May 8, 2018 / 3:05 AM / 2 months ago

Breakingviews - Higher rates are likely to calm Hong Kong property

HONG KONG (Reuters Breakingviews) - Higher rates are likely to calm Hong Kong’s frothy property market. Interbank lending is getting more expensive after a decade-long slump, pointing to costlier mortgages and slower price growth. This will be manageable for banks and developers, and welcome for renters and retailers.

Residential apartments are seen under Ma On Shan peak in Hong Kong, China August 29, 2017. Picture taken August 29, 2017. REUTERS/Bobby Yip

House prices have been on a tear – as have those of offices, shops and warehouses. Second-hand home prices surged more than 30 percent in two years, according to Midland Realty, a broker. Nowadays $1 million, or HK$7.8 million, will not stretch to much more than a one-bedroom apartment on Hong Kong island. Officials have toyed with various countermeasures, such as hiking stamp duty for some buyers, but to little avail.

Change may now be coming from an unexpected quarter. The Hong Kong Monetary Authority started selling U.S. dollars in mid-April to prop up the local currency, in turn draining liquidity.
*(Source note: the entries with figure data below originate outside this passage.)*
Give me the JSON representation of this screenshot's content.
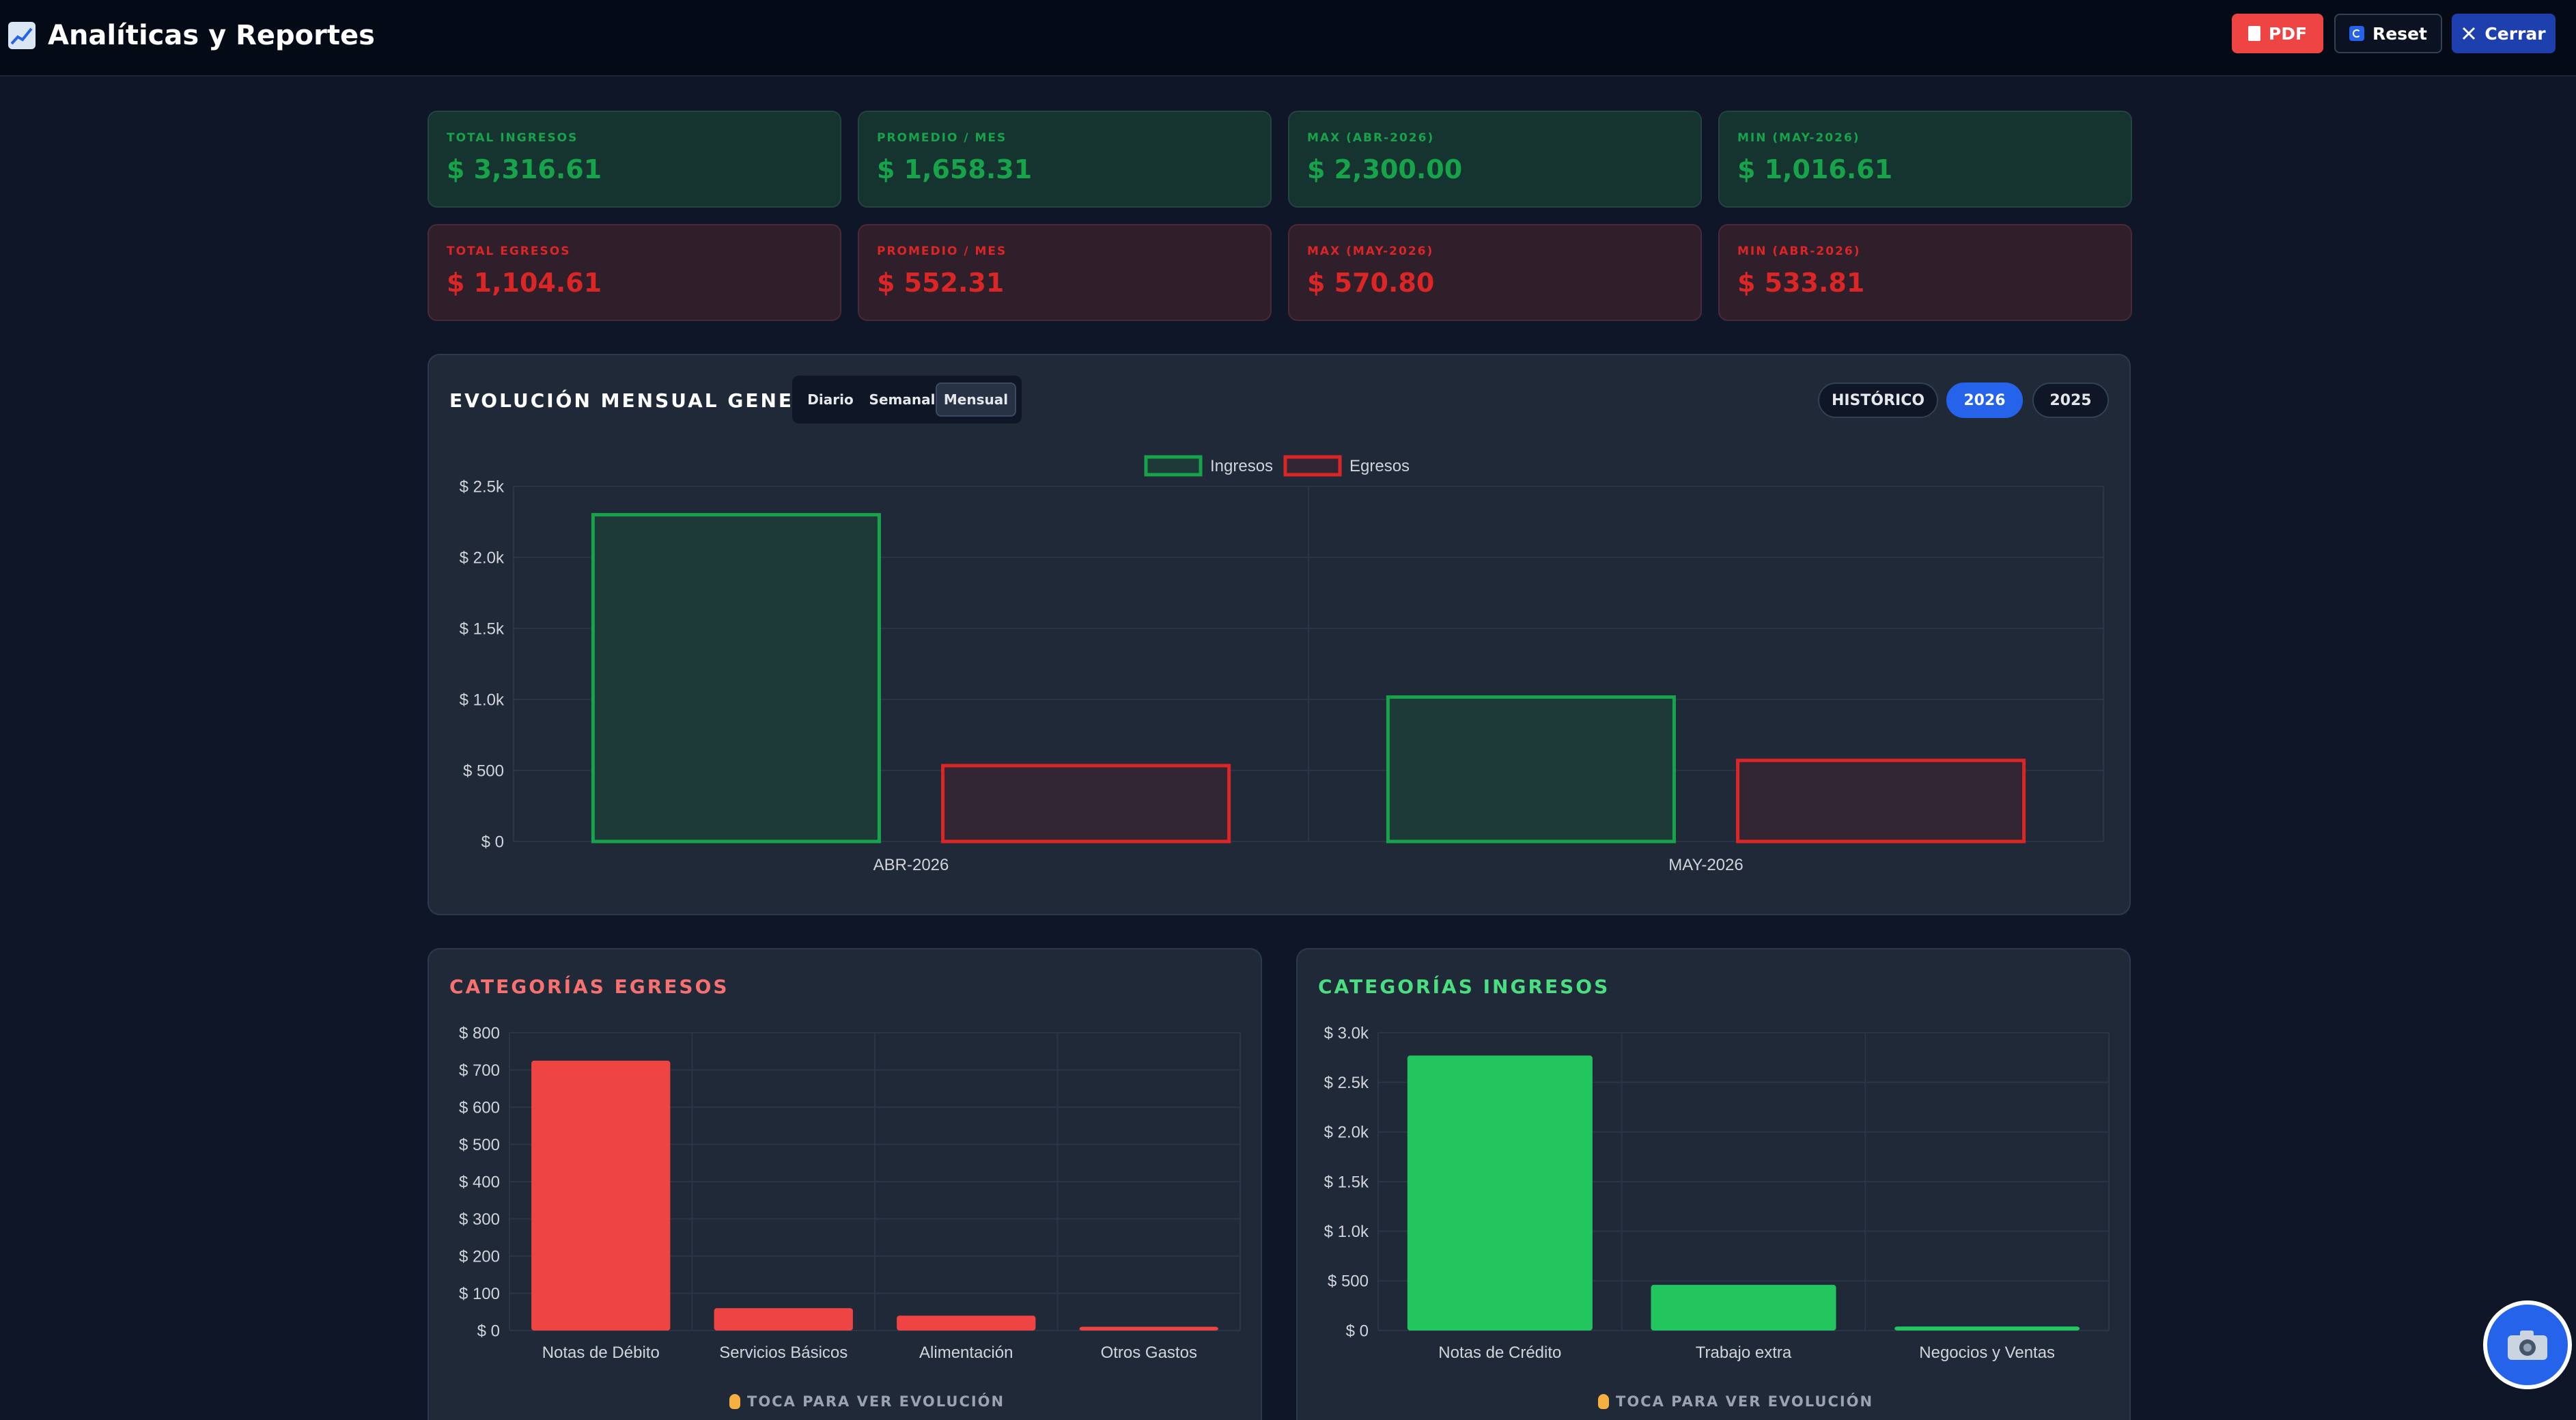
{
  "header": {
    "title": "Analíticas y Reportes",
    "pdf_label": "PDF",
    "reset_label": "Reset",
    "close_label": "Cerrar"
  },
  "income_stats": [
    {
      "label": "TOTAL INGRESOS",
      "value": "$ 3,316.61"
    },
    {
      "label": "PROMEDIO / MES",
      "value": "$ 1,658.31"
    },
    {
      "label": "MAX (ABR-2026)",
      "value": "$ 2,300.00"
    },
    {
      "label": "MIN (MAY-2026)",
      "value": "$ 1,016.61"
    }
  ],
  "expense_stats": [
    {
      "label": "TOTAL EGRESOS",
      "value": "$ 1,104.61"
    },
    {
      "label": "PROMEDIO / MES",
      "value": "$ 552.31"
    },
    {
      "label": "MAX (MAY-2026)",
      "value": "$ 570.80"
    },
    {
      "label": "MIN (ABR-2026)",
      "value": "$ 533.81"
    }
  ],
  "evolution": {
    "title": "EVOLUCIÓN MENSUAL GENERAL",
    "granularity": [
      {
        "label": "Diario",
        "active": false
      },
      {
        "label": "Semanal",
        "active": false
      },
      {
        "label": "Mensual",
        "active": true
      }
    ],
    "periods": [
      {
        "label": "HISTÓRICO",
        "active": false
      },
      {
        "label": "2026",
        "active": true
      },
      {
        "label": "2025",
        "active": false
      }
    ]
  },
  "expense_categories_panel": {
    "title": "CATEGORÍAS EGRESOS",
    "hint": "TOCA PARA VER EVOLUCIÓN"
  },
  "income_categories_panel": {
    "title": "CATEGORÍAS INGRESOS",
    "hint": "TOCA PARA VER EVOLUCIÓN"
  },
  "colors": {
    "income": "#16a34a",
    "income_bar": "#22c55e",
    "expense": "#dc2626",
    "expense_bar": "#ef4444",
    "accent": "#2563eb"
  },
  "icons": {
    "title": "chart-increasing-icon",
    "pdf": "document-icon",
    "reset": "reset-icon",
    "close": "close-icon",
    "hint": "pointing-hand-icon",
    "fab": "camera-icon"
  },
  "chart_data": [
    {
      "type": "bar",
      "categories": [
        "ABR-2026",
        "MAY-2026"
      ],
      "series": [
        {
          "name": "Ingresos",
          "values": [
            2300.0,
            1016.61
          ]
        },
        {
          "name": "Egresos",
          "values": [
            533.81,
            570.8
          ]
        }
      ],
      "y_ticks": [
        "$ 0",
        "$ 500",
        "$ 1.0k",
        "$ 1.5k",
        "$ 2.0k",
        "$ 2.5k"
      ],
      "ylim": [
        0,
        2500
      ],
      "legend": "top-center",
      "grid": true
    },
    {
      "type": "bar",
      "categories": [
        "Notas de Débito",
        "Servicios Básicos",
        "Alimentación",
        "Otros Gastos"
      ],
      "values": [
        725,
        60,
        40,
        10
      ],
      "y_ticks": [
        "$ 0",
        "$ 100",
        "$ 200",
        "$ 300",
        "$ 400",
        "$ 500",
        "$ 600",
        "$ 700",
        "$ 800"
      ],
      "ylim": [
        0,
        800
      ],
      "grid": true
    },
    {
      "type": "bar",
      "categories": [
        "Notas de Crédito",
        "Trabajo extra",
        "Negocios y Ventas"
      ],
      "values": [
        2770,
        460,
        40
      ],
      "y_ticks": [
        "$ 0",
        "$ 500",
        "$ 1.0k",
        "$ 1.5k",
        "$ 2.0k",
        "$ 2.5k",
        "$ 3.0k"
      ],
      "ylim": [
        0,
        3000
      ],
      "grid": true
    }
  ]
}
That has helped to nudge up the benchmark 3-month interbank lending rate to around 1.7 percent. For the previous ten years it had averaged slightly under 0.5 percent.

These changes will feed into housing, since many mortgages are linked to the interbank rate. Analysts at Mizuho reckon a 1 percentage point increase in mortgage rates could trigger a 10.5 percent decline in home prices, assuming the basic ratio of prices to incomes remains constant.
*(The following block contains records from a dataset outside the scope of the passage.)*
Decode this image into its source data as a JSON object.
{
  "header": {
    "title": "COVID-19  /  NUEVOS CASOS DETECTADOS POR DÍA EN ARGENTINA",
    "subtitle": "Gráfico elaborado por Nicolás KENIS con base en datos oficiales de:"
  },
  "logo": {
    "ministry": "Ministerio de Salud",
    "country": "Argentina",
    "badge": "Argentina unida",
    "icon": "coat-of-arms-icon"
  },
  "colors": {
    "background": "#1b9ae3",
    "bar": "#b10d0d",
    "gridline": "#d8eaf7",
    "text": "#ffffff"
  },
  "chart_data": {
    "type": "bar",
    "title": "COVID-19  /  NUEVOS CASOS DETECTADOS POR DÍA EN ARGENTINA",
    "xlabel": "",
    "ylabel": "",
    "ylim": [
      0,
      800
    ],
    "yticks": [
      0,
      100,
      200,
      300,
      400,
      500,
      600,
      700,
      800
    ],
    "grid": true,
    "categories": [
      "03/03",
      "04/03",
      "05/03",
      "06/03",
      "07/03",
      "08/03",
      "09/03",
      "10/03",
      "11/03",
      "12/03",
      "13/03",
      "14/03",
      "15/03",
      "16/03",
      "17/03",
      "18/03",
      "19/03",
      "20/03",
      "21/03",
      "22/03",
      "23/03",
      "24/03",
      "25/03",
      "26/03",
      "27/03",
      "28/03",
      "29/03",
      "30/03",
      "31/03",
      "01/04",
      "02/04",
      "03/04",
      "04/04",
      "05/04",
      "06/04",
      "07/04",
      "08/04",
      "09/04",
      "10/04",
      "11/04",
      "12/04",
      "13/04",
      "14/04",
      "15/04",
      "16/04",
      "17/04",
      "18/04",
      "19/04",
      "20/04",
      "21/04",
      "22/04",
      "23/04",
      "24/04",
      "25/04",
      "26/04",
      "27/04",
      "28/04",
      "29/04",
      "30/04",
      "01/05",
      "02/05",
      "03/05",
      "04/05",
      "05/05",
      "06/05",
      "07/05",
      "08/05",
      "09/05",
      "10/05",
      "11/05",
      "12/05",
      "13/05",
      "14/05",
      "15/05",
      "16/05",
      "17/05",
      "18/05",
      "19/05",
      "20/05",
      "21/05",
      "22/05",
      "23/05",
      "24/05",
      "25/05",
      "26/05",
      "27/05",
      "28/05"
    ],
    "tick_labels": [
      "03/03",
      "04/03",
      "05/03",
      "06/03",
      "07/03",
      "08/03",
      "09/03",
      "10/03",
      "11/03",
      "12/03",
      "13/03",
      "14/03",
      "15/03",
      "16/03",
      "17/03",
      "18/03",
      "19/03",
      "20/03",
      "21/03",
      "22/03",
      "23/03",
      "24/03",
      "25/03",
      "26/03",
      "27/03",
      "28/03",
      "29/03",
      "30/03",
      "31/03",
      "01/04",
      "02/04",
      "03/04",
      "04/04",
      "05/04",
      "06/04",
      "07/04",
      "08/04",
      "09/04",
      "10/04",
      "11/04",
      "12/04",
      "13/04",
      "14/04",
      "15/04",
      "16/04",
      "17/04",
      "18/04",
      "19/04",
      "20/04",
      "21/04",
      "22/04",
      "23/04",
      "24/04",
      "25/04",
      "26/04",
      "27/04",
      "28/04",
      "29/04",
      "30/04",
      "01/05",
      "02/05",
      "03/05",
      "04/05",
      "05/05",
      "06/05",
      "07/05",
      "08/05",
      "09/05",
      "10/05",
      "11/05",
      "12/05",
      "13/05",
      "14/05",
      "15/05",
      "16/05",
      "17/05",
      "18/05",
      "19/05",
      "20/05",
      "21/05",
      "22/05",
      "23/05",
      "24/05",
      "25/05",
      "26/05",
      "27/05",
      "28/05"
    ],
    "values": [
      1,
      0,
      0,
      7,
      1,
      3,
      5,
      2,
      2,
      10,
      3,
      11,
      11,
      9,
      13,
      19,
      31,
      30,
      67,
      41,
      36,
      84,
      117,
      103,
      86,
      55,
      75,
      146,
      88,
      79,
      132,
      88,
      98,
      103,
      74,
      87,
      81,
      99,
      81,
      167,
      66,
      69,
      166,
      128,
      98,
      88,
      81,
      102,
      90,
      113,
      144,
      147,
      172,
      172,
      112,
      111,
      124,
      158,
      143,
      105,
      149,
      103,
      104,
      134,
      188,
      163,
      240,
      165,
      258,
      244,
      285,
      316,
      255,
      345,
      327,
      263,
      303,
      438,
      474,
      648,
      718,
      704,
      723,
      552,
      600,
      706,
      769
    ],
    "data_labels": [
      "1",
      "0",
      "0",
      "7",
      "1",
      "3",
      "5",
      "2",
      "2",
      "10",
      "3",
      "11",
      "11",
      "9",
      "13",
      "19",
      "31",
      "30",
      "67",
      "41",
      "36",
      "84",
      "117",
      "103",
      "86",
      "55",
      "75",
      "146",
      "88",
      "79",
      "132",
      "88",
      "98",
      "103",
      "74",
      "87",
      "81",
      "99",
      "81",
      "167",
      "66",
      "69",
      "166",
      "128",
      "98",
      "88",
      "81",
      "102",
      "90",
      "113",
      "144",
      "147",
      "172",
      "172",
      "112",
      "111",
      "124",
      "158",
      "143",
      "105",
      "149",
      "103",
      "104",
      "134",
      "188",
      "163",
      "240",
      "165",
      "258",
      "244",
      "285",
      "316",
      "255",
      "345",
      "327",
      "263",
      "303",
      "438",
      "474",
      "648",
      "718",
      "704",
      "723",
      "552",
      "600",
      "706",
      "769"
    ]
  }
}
To be sure, rates are only one factor, alongside other concerns like demand from mainland China and the pace of government land sales. Even so, sustained higher rates will cool price growth for houses and commercial property.

That’s likely to prove manageable for Hong Kong banks such as HSBC, Bank of East Asia and the local arm of Bank of China, which lend extensively against property but typically at conservative loan-to-value ratios. Most of the city’s large banks could handle a 30 percent decline in property prices without it denting their creditworthiness, reckons S&P Global Ratings. Property developers would see profit growth tail off, but start from a position of robust financial health.

Conversely, this would be excellent news for the territory’s would-be homebuyers and renters, including, on the commercial side, many retailers. After years of double-digit price increases, they are unlikely to mind a bit of a cool-down.